To remove arsenic from smelter dust, for example, two-stage leaching at atmospheric pressure and high temperature can be carried out. With crystallization the copper can then be recovered as copper sulfate, suitable for treatment in the smelter as a coolant, or with electrowinning after solvent extraction. The solution is then neutralized with lime, and arsenic is removed as gypsum precipitate.
For pyrometallurgical dust treatment, a partial roasting process for moderate arsenic concentrations has been developed in Outotec research centers. In this process, dust together with coal is granulated and fed to a bubbling bed roaster. By controlling temperatures between 900 and 950°C, the partial combustion of coal produces heat, while arsenates are reduced to trivalent arsenite. Off-gas is afterburned and dust is removed with ESP to be circulated back to the feed. Controlled cooling to around 150°C is then performed to condensate arsenic as trioxide for collection in backhouse filters. Roaster off-gas, containing about 5 % SO2, can then be led to the smelter’s existing wet gas cleaning and acid plant.
In the off-gas treatment of a smelter, without proper cleaning the sulfuric acid produced may be negatively affected by impurities such as mercury. Low-impurity off-gas may be treated with simple quenching – cooling – a final cleaning process in the acid plant’s wet gas cleaning where the main impurities are removed and dissolved or suspended in weak acid. If one or more of the impurities are in higher concentrations – such as arsenic, mercury, chlorine or fluorine – the plant layout needs to be more complex.
If the concentration of Hg in the off-gas is significant, separate removal is needed to avoid acid contamination. The most popular Hg removal process is Boliden Norzinc, in which gaseous Hg reacts with dissolved HgCl2, forming the solid mercury chloride compound Hg2Cl2. The process is performed in a packed tower irrigated with mercuric chloride solution, while solids are separated in a settling tank. With this method, a final Hg content of 0.3 to 0.5 ppm in the product acid can be achieved. Additional downstream removal is required if the Hg content in the produced acid needs to be below 0.1 ppm. This can be performed with a selenium absorbed filter or using a thiosulfate process.
The effluents from the process containing arsenic need to be treated according to local regulations before discharge or reuse. Typically effluent impurity management is performed by oxidation, precipitation, and neutralization reactors, followed by solid-liquid separation. The ferric arsenate may be further stabilized in crystalline scorodite using Outotec hydrothermal conversion in an autoclave. The main effluent treatment, if needed, may be followed by additional separate polishing steps, for example additional co-precipitation with chemicals or electrochemical treatment.

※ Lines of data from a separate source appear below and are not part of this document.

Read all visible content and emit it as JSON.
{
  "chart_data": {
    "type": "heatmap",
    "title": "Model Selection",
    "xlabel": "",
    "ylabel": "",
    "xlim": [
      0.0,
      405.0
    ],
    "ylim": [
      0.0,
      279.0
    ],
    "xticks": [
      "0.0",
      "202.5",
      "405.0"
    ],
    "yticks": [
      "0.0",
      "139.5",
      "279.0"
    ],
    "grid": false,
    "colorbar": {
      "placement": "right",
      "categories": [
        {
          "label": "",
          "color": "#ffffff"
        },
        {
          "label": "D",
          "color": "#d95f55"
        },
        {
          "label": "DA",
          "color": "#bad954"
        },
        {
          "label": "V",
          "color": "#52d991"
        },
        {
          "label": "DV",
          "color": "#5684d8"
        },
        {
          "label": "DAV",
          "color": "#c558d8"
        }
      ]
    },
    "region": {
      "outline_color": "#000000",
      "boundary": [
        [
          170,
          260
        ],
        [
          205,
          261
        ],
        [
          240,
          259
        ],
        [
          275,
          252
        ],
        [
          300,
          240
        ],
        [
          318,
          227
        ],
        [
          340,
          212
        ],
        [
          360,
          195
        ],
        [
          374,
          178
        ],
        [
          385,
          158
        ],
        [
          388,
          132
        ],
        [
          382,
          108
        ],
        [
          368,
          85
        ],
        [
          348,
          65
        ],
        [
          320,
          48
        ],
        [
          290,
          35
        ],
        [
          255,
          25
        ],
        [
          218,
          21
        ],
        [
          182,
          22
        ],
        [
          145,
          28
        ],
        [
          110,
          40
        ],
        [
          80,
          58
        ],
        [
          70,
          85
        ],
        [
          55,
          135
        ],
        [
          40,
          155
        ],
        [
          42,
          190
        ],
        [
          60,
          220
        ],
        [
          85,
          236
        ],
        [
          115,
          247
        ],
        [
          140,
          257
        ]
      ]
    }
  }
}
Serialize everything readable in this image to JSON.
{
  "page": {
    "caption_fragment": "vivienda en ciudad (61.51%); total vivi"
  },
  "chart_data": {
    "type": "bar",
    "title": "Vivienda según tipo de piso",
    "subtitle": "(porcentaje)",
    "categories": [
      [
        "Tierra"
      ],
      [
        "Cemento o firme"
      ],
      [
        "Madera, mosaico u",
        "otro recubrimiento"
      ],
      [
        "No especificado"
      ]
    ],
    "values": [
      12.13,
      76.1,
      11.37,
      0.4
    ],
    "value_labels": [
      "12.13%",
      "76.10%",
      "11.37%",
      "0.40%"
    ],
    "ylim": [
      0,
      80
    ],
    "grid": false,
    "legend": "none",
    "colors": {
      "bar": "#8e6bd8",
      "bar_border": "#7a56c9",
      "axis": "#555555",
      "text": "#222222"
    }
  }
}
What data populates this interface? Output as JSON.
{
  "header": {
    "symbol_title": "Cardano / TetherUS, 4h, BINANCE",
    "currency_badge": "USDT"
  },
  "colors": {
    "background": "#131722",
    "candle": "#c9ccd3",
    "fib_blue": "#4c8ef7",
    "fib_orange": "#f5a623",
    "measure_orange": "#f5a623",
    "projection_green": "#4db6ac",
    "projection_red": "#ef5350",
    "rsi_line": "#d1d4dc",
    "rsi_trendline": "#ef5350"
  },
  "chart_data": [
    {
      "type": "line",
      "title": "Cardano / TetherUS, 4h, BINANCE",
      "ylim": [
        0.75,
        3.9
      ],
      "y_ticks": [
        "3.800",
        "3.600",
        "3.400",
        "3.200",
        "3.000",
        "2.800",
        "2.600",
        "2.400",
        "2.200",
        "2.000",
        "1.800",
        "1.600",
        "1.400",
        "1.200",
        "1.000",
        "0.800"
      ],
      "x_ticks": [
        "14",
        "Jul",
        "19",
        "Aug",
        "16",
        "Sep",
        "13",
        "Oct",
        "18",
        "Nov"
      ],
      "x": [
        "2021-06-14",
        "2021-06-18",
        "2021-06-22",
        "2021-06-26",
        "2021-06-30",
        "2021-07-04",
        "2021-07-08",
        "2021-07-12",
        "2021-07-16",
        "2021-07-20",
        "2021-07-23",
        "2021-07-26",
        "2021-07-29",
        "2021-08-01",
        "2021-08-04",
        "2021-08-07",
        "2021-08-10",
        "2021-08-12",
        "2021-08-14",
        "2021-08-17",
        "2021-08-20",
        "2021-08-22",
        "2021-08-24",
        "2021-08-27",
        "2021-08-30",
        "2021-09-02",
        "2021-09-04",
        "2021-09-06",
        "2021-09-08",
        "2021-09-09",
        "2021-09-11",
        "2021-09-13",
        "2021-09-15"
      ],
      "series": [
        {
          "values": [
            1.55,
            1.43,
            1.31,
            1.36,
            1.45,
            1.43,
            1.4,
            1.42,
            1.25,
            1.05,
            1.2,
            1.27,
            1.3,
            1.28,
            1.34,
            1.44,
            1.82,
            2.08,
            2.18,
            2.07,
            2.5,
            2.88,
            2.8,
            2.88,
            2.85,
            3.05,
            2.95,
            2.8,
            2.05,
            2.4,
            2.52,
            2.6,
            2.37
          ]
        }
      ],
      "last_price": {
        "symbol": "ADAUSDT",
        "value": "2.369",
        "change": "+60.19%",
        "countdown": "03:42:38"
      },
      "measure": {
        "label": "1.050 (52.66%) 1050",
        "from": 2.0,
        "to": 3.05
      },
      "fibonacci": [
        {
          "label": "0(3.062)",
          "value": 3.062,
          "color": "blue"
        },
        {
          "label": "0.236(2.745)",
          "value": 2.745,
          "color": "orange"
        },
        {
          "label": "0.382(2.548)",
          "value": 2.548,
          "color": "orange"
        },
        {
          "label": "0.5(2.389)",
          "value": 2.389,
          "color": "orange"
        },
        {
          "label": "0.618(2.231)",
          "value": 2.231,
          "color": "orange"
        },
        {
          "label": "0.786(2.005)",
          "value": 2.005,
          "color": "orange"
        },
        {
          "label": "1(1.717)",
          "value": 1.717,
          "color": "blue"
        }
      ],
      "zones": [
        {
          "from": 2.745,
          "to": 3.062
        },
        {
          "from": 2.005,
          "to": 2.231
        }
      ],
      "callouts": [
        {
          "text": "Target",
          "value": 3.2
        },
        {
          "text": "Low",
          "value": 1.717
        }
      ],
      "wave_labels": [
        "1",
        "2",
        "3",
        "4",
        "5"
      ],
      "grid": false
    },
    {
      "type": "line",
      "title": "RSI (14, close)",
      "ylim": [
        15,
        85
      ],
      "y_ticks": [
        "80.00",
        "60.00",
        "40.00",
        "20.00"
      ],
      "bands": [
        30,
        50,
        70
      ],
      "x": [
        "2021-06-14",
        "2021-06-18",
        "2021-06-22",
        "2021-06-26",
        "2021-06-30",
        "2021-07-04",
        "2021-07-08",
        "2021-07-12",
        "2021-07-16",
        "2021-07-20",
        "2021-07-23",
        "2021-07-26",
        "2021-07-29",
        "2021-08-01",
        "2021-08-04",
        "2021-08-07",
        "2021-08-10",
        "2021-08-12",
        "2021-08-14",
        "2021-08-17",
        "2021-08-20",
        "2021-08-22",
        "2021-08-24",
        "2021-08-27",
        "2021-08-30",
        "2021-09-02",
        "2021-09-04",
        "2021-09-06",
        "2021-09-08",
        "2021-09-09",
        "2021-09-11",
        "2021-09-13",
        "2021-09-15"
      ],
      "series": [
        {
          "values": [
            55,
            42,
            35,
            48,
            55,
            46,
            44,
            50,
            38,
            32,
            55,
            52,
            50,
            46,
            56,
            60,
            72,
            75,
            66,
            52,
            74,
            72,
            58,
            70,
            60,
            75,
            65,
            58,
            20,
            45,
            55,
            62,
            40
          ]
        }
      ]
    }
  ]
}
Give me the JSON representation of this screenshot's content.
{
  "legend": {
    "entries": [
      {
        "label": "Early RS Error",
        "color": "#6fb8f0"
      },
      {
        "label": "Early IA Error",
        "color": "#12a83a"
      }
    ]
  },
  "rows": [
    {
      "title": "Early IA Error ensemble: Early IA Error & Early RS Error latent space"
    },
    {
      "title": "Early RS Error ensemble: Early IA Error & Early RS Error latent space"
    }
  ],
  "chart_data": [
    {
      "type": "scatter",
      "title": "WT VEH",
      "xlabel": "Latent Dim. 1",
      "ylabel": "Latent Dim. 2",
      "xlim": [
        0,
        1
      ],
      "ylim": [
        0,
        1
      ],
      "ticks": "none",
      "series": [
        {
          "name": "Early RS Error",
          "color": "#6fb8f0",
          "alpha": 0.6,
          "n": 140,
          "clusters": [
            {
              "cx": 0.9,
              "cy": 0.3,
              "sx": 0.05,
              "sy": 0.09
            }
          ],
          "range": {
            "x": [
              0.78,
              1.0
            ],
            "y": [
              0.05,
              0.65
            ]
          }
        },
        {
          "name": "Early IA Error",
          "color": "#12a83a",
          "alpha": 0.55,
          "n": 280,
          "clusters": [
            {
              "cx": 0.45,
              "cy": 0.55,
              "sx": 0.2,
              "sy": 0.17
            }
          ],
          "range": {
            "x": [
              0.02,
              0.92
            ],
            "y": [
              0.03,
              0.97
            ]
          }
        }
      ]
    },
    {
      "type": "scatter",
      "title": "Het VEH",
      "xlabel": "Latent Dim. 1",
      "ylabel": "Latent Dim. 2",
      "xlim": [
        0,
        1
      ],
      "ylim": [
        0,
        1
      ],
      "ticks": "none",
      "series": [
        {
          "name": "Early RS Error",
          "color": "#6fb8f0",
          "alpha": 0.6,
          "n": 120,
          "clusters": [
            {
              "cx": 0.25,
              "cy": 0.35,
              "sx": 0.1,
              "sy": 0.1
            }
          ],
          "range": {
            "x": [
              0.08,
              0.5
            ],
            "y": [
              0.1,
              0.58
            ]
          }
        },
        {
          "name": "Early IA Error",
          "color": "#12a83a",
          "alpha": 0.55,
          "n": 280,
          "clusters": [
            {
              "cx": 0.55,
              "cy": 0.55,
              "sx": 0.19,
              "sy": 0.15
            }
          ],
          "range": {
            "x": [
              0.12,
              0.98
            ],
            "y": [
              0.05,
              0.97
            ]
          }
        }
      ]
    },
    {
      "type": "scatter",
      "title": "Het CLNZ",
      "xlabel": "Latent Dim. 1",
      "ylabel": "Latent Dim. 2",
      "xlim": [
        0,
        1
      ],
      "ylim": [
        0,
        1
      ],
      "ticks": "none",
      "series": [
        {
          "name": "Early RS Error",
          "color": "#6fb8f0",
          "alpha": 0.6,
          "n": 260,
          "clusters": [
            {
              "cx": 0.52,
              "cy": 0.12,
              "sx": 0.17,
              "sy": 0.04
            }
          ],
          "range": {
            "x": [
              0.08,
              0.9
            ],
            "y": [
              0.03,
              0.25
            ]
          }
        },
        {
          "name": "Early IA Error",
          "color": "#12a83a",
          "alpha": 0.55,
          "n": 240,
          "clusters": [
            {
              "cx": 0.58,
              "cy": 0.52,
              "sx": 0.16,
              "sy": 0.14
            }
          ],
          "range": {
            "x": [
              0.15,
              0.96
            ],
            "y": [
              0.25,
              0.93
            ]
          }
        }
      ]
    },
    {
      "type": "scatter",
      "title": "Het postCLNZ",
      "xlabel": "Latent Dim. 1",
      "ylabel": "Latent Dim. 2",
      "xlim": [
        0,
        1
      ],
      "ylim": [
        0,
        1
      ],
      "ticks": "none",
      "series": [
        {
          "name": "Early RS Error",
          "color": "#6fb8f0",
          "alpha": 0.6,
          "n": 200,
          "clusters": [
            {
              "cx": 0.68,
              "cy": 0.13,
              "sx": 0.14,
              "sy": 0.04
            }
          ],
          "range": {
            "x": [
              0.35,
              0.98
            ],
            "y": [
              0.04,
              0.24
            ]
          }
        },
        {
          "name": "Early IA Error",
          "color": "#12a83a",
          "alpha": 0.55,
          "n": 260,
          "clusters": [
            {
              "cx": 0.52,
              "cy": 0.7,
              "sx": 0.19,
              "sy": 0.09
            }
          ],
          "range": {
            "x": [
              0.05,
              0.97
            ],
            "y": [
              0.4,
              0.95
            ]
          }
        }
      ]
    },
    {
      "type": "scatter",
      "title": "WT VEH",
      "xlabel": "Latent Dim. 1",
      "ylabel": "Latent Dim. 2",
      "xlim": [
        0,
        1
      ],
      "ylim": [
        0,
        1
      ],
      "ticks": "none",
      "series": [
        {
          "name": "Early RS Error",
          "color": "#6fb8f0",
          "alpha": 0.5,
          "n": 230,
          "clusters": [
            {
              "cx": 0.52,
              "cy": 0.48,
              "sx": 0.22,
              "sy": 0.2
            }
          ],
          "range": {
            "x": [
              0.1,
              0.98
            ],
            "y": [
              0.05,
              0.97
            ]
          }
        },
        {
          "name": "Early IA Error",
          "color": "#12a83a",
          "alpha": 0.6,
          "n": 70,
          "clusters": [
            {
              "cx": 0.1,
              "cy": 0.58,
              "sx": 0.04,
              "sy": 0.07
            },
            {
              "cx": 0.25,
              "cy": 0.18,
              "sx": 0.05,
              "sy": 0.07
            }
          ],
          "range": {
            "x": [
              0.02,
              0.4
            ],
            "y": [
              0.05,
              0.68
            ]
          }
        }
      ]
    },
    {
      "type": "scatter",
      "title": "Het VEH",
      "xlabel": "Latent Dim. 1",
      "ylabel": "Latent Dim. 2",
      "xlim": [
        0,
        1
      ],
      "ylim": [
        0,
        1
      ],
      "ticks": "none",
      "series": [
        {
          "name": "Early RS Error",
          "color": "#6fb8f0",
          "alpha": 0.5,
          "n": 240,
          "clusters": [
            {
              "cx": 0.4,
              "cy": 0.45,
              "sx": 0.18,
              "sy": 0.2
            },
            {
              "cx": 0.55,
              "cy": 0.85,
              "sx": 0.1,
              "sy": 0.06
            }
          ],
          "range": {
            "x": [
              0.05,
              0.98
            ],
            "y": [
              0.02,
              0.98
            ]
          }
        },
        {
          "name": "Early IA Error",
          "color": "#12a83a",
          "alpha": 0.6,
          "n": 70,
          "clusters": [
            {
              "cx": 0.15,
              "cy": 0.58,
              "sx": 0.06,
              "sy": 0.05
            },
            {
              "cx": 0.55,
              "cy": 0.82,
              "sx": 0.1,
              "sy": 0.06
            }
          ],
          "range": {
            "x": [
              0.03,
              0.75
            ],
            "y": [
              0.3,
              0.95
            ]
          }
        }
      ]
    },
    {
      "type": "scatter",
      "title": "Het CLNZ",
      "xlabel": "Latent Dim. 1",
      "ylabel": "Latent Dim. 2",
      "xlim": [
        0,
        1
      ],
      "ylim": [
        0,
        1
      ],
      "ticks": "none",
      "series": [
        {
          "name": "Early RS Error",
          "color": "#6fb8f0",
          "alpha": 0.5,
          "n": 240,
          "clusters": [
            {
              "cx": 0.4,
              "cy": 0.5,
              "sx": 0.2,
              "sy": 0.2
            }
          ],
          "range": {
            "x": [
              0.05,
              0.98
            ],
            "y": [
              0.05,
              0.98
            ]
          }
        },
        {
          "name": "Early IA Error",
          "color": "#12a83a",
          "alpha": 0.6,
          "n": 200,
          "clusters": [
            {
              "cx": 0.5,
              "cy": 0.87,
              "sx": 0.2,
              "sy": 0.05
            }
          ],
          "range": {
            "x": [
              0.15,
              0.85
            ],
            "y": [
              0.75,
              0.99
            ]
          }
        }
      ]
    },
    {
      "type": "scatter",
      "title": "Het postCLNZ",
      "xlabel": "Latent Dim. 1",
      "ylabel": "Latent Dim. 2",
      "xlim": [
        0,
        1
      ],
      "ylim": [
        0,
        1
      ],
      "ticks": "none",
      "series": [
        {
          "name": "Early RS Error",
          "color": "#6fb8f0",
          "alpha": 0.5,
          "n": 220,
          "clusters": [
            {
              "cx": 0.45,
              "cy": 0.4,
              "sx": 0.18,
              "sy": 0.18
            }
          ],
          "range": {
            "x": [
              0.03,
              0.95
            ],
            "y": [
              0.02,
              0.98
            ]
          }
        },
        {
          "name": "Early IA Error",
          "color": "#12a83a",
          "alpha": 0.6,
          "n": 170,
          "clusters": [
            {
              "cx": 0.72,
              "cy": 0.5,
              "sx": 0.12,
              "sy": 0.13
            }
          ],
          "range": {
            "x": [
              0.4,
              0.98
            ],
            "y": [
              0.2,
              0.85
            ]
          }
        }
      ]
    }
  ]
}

The growing quantity of impurities in copper concentrates affects not only the final copper product but also the by-products such as sulfuric acid and slag. The option of adding impurity capacity and thus increasing value both through the received penalty realization of concentrates and the increased production of valuable constituents is a great opportunity, but managing the impurities correctly is a must.
Because every feed has its own distinct characteristics and each smelter has a unique flowsheet, Outotec addresses these challenges with a tailored solution for each individual case following its own specific requirements. The best route to follow is feed material characterization, possible solution assessment, and test work to confirm the solution selection.